Guidelines published by the California Department of Public Health show that dental teams in the state have been included in the third tier of the vaccination strategy. Tier three is comprised of healthcare providers who work in settings that have been classified as posing lower risk of infection. “Dental professionals have been placed in this category due to the safety measures that dentistry has implemented since the onset of the pandemic and because there have been no documented COVID-19 transmissions during the provision of dental care,” the CDA statement read.
COVID-19 vaccine plan in Australia includes dentists
According to the Australian Dental Association (ADA), dentists in the country will be among the first recipients of the vaccine being distributed locally by Pfizer. The association said in a November statement that the first doses will be available to the elderly, to aged care workers, and to frontline healthcare workers such as dentists, doctors, nurses and pharmacists.
“This development is a direct result of the ADA working closely with [Federal Minister for Health Greg Hunt’s] office and advocating on behalf of Australia’s dentists to ensure that they and the entire dental team are afforded the protection the vaccine provides,” the ADA said.
UK vaccine recommendations leave dentists hanging
It remains unclear whether UK dentists will be among the frontline healthcare workers to receive early vaccination in the country. Dr Nigel Carter, OBE, chief executive of the Oral Health Foundation, told Dental Tribune International in early December that he was not sure of where dental care teams would fall in the hierarchy of the country’s vaccine strategy. “As one of the professions most hit by the early stages of the pandemic and struggling to operate normally, we would hope that they are classified for early receipt of the vaccine along with other essential healthcare workers,” he said.
Dentists were not directly mentioned, however, in an independent report on the priority groups for vaccination in the UK that was published on 2 December by the Department of Health and Social Care. The Joint Committee on Vaccination and Immunisation (JCVI) advised in the report that the priorities of a vaccination programme in the UK should be the prevention of SARS-CoV-2 mortality and the protection of healthcare and social care systems and staff. It did not specify whether the frontline healthcare workers that would be prioritised included dental teams, and it said that occupational vaccination outside of the frontline healthcare and social care classification should be based on the risk of exposure and mortality by occupation.

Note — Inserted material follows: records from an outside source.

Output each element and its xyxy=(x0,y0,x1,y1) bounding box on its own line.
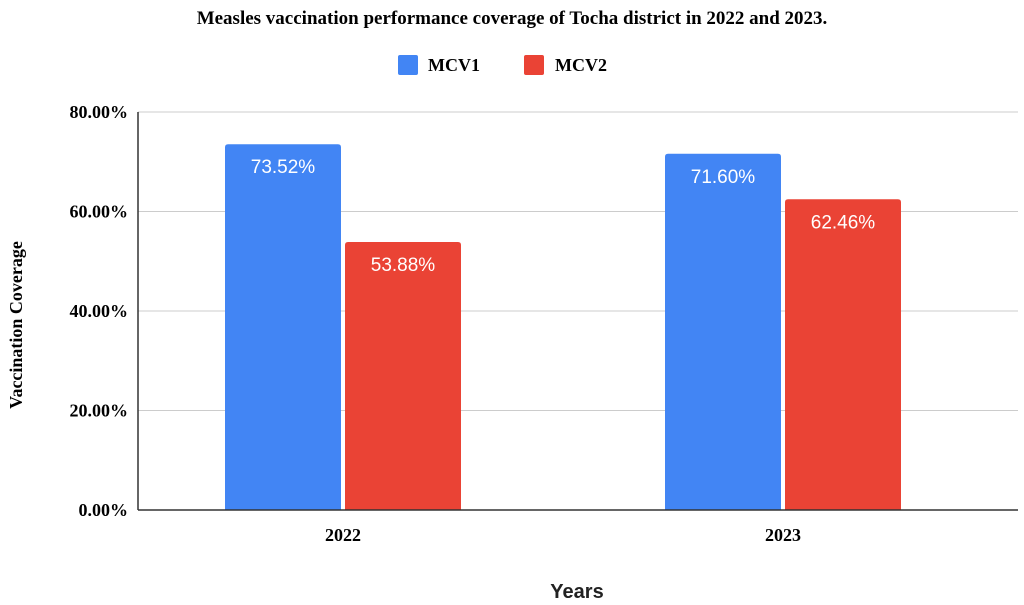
y-axis-ticks: 0.00% 20.00% 40.00% 60.00% 80.00% xyxy=(70,102,129,520)
y-tick-label: 60.00% xyxy=(70,202,129,222)
y-axis-title: Vaccination Coverage xyxy=(6,241,26,409)
chart-title: Measles vaccination performance coverage… xyxy=(197,8,828,29)
y-tick-label: 0.00% xyxy=(79,500,129,520)
legend-swatch-mcv1 xyxy=(398,55,418,75)
bars xyxy=(225,144,901,511)
bar-mcv2-2022 xyxy=(345,241,461,510)
data-label: 71.60% xyxy=(691,167,756,188)
legend-label-mcv2: MCV2 xyxy=(555,55,607,75)
x-tick-label: 2022 xyxy=(325,525,361,545)
legend-swatch-mcv2 xyxy=(524,55,544,75)
y-tick-label: 20.00% xyxy=(70,401,129,421)
bar-mcv2-2023 xyxy=(785,199,901,510)
y-tick-label: 40.00% xyxy=(70,301,129,321)
x-axis-ticks: 2022 2023 xyxy=(325,525,801,545)
y-tick-label: 80.00% xyxy=(70,102,129,122)
legend-item-mcv2: MCV2 xyxy=(524,55,607,75)
legend: MCV1 MCV2 xyxy=(398,55,607,75)
x-tick-label: 2023 xyxy=(765,525,801,545)
bar-mcv1-2022 xyxy=(225,144,341,510)
data-label: 62.46% xyxy=(811,212,876,233)
legend-label-mcv1: MCV1 xyxy=(428,55,480,75)
data-labels: 73.52% 53.88% 71.60% 62.46% xyxy=(251,157,876,276)
legend-item-mcv1: MCV1 xyxy=(398,55,480,75)
data-label: 73.52% xyxy=(251,157,316,178)
data-label: 53.88% xyxy=(371,255,436,276)
bar-mcv1-2023 xyxy=(665,153,781,511)
x-axis-title: Years xyxy=(550,581,603,603)
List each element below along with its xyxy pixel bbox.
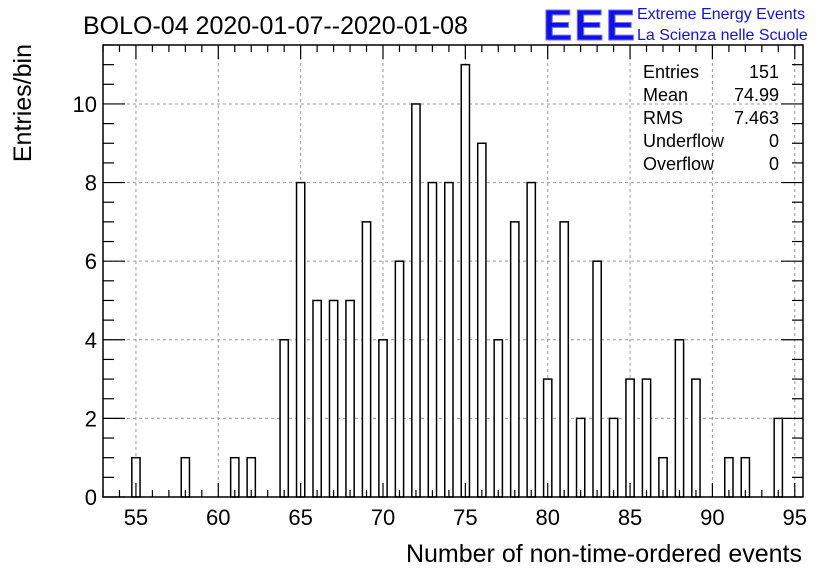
histogram-bar: [625, 378, 635, 498]
histogram-bars: [131, 63, 784, 498]
y-axis-label: Entries/bin: [9, 44, 37, 162]
histogram-bar: [295, 181, 306, 498]
stat-label-rms: RMS: [643, 108, 683, 128]
histogram-bar: [592, 260, 602, 498]
histogram-bar: [559, 221, 570, 498]
stat-value-overflow: 0: [769, 154, 779, 174]
histogram-bar: [493, 339, 504, 498]
x-tick-label: 65: [288, 505, 312, 530]
plot-frame: [102, 44, 804, 498]
histogram-bar: [312, 299, 322, 498]
logo-mark: EEE: [543, 1, 637, 50]
stat-label-overflow: Overflow: [643, 154, 715, 174]
histogram-bar: [542, 378, 553, 498]
x-tick-label: 60: [206, 505, 230, 530]
y-tick-label: 10: [73, 92, 97, 117]
histogram-bar: [773, 417, 784, 498]
logo-line-2: La Scienza nelle Scuole: [637, 27, 808, 44]
histogram-bar: [361, 221, 372, 498]
y-tick-label: 0: [85, 485, 97, 510]
histogram-bar: [641, 378, 652, 498]
histogram-bar: [279, 339, 290, 498]
histogram-bar: [674, 339, 685, 498]
histogram-bar: [460, 63, 471, 498]
stats-box: Entries 151 Mean 74.99 RMS 7.463 Underfl…: [643, 62, 779, 174]
histogram-bar: [575, 417, 586, 498]
histogram-bar: [509, 221, 520, 498]
eee-logo: EEE Extreme Energy Events La Scienza nel…: [543, 1, 808, 51]
stat-value-underflow: 0: [769, 131, 779, 151]
logo-line-1: Extreme Energy Events: [637, 6, 805, 23]
x-tick-label: 70: [371, 505, 395, 530]
stat-value-mean: 74.99: [734, 85, 779, 105]
histogram-bar: [394, 260, 405, 498]
axis-ticks: [102, 44, 803, 498]
stat-value-rms: 7.463: [734, 108, 779, 128]
histogram-bar: [345, 299, 355, 498]
histogram-bar: [378, 339, 388, 498]
x-tick-label: 90: [700, 505, 724, 530]
histogram-bar: [328, 299, 339, 498]
histogram-bar: [411, 103, 421, 498]
x-tick-labels: 55 60 65 70 75 80 85 90 95: [124, 505, 807, 530]
y-tick-label: 8: [85, 171, 97, 196]
chart-title: BOLO-04 2020-01-07--2020-01-08: [83, 12, 468, 40]
x-tick-label: 55: [124, 505, 148, 530]
stat-label-mean: Mean: [643, 85, 688, 105]
histogram-bar: [476, 142, 487, 498]
x-tick-label: 85: [618, 505, 642, 530]
histogram-bar: [526, 181, 537, 498]
y-tick-labels: 0 2 4 6 8 10: [73, 92, 97, 510]
stat-label-entries: Entries: [643, 62, 699, 82]
x-tick-label: 75: [453, 505, 477, 530]
x-tick-label: 80: [535, 505, 559, 530]
x-axis-label: Number of non-time-ordered events: [406, 540, 802, 568]
y-tick-label: 4: [85, 328, 97, 353]
x-tick-label: 95: [783, 505, 807, 530]
y-tick-label: 2: [85, 406, 97, 431]
stat-value-entries: 151: [749, 62, 779, 82]
y-tick-label: 6: [85, 249, 97, 274]
histogram-bar: [444, 181, 454, 498]
histogram-bar: [427, 181, 438, 498]
histogram-bar: [608, 417, 619, 498]
stat-label-underflow: Underflow: [643, 131, 725, 151]
histogram-bar: [691, 378, 701, 498]
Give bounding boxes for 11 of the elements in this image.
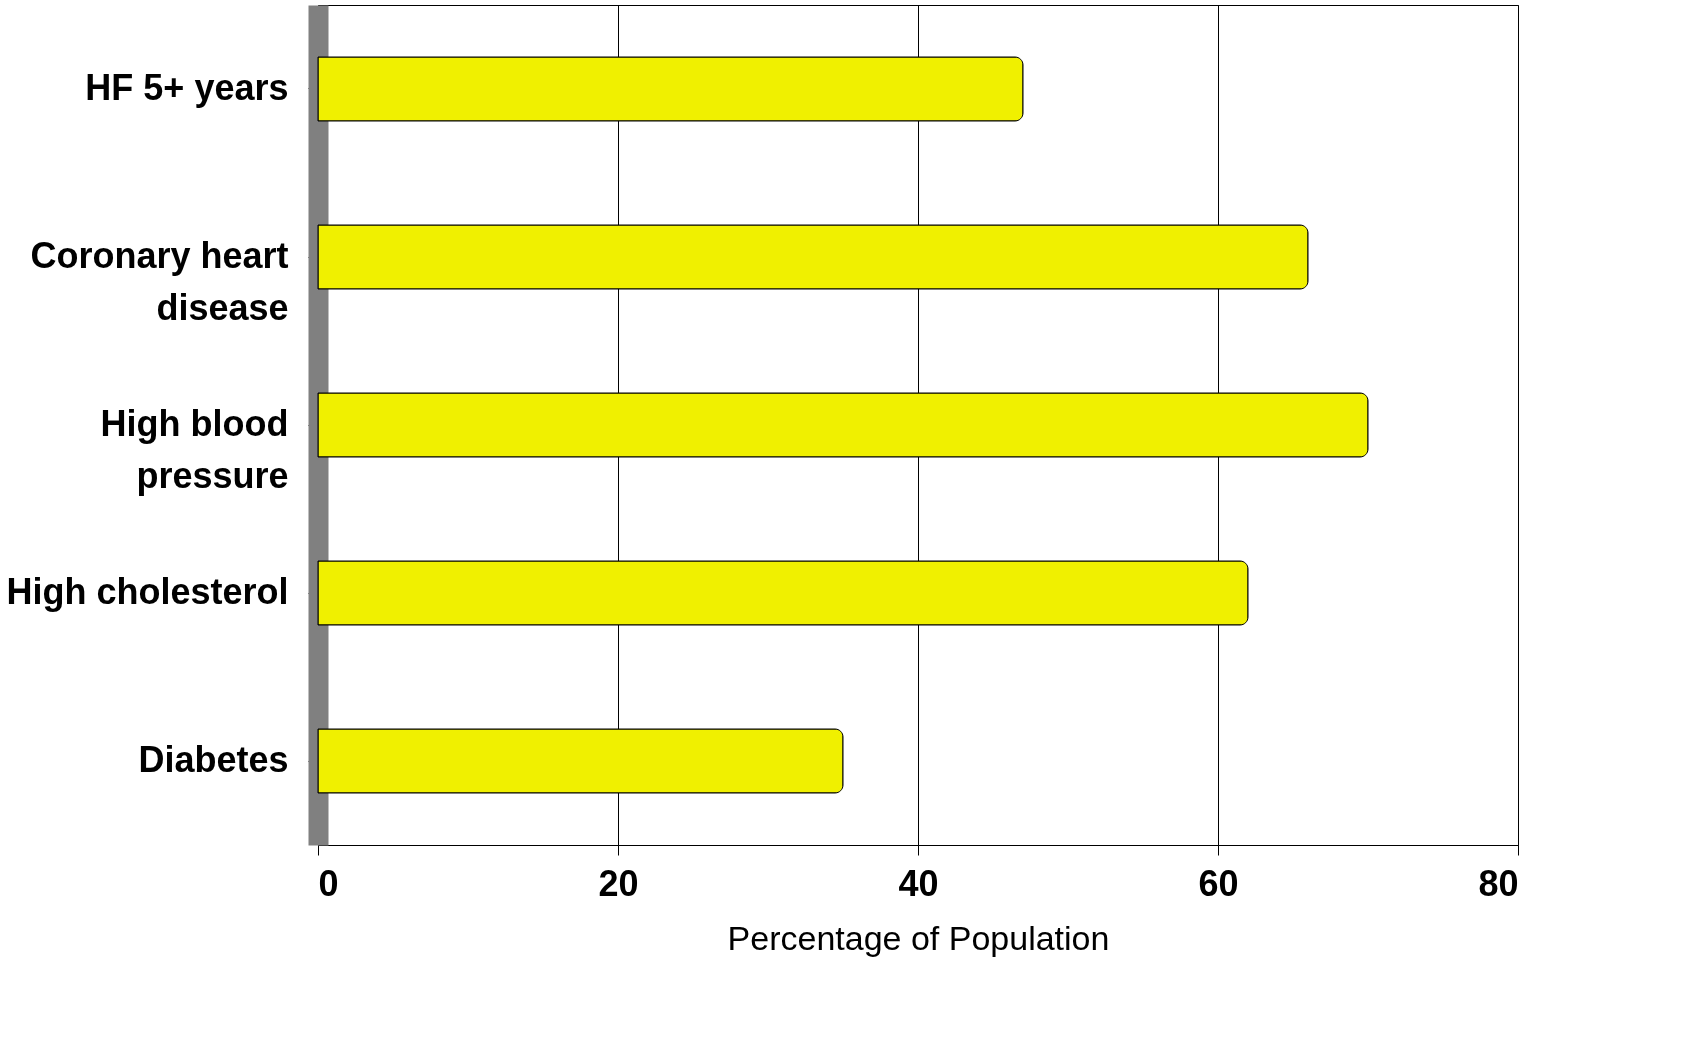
y-tick-label: High blood pressure bbox=[100, 403, 289, 496]
x-tick-label: 60 bbox=[1198, 862, 1239, 904]
x-tick-label: 0 bbox=[318, 862, 339, 904]
x-tick-label: 20 bbox=[598, 862, 639, 904]
x-tick-label: 80 bbox=[1478, 862, 1519, 904]
y-tick-label: HF 5+ years bbox=[85, 67, 289, 108]
x-tick-label: 40 bbox=[898, 862, 939, 904]
y-tick-label: High cholesterol bbox=[6, 571, 289, 612]
y-tick-label: Coronary heart disease bbox=[30, 235, 289, 328]
x-axis-title: Percentage of Population bbox=[727, 918, 1110, 957]
y-tick-label: Diabetes bbox=[138, 739, 289, 780]
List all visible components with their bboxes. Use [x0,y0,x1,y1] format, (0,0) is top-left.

In terms of preventing SARS-CoV-2 mortality, JCVI recommended a priority list for vaccination that was based primarily on age. At the top of the list of nine groups were residents of aged care homes and those providing their care. Second were those aged 80 years and over and frontline healthcare and social care workers, followed by anyone aged 75 years and over. Ninth on the list were all those aged 50 years and over. JCVI said that it estimated that the nine groups represented around 99% of preventable mortality from COVID-19 in the UK.